Filmmaker Sorrentino (Il Divo) equally mocks and revels in the pretensions of the social circle, which draws in the city’s religious leaders. In a nightmarish sequence, a botox technician is worshipped like a tribal god. A cardinal dishes out cooking tips like Hail Marys. Hilarity ensues when a 104-year-old female saint arrives on the scene, a sequence which culminates in a group of partygoers searching for the decrepit woman when she disappears after dinner: “Where did that bitch get to?”
But for all the humour, there are moments of exquisite pathos: a coked-up Lorena is seen alone at the end of a party gasping as a drop of blood runs from her nostril. A child coerced into performance art by her parents screams as she throws paint on the canvas. Jep’s lover Romana, a stripper newly enfolded into the lives of the rich and fabulous, leaves in disgust. “That girl was crying,” she says. “That girl earns millions,” Gambardella deadpans.
Beautiful even when it’s ugly, but best when it’s sumptuous, the film delights in languorous shots of the cityscape: the sun sets over the Colosseum and glints off the Tiber. One night, Jep and Romana are given the keys to one of Rome’s most beloved buildings, and wander through halls of ancient sculptures. Italy’s extraordinary history is one of the great beauties of the film, alongside sex and an enchanting opera soundtrack. The message is clear. This is Rome: sometimes revolting, always intoxicating, and resolutely one of the world’s greatest cities.

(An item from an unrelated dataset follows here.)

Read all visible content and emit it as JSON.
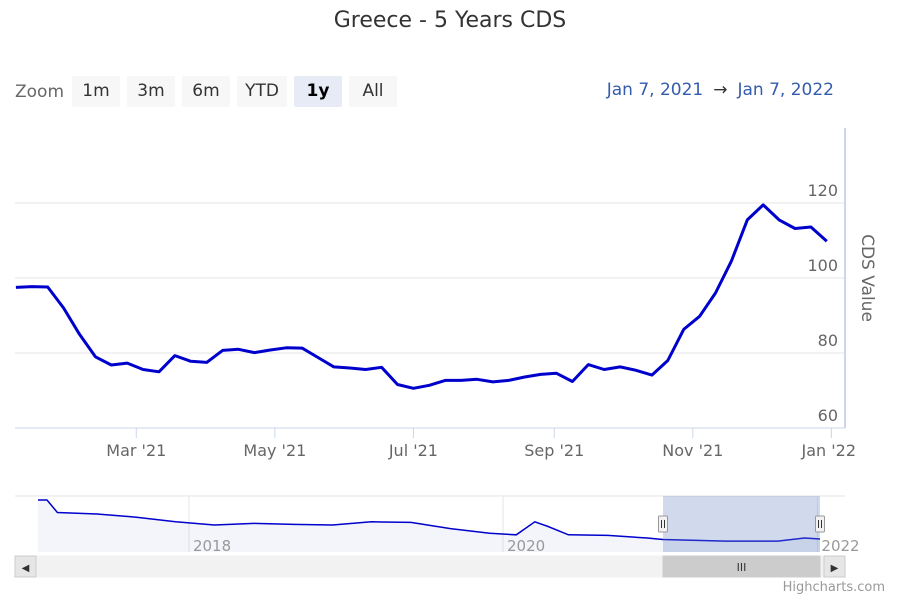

Verdict: Tipped to be the front-runner. Sorrentino practices a visual artistry that is unequalled among the nominees. The soundtrack, too, is masterful. It’s no surprise he took home the Golden Globe for best foreign language film earlier this month, often an indication of Oscar-winners. The film comes at a time when Italy’s political life has never seemed more ugly, so a successor to La Dolce Vita to remind everyone of its glory may seem prudent. But this is cinema for cinema’s sake – a serious subject matter like Panh’s might just edge it out.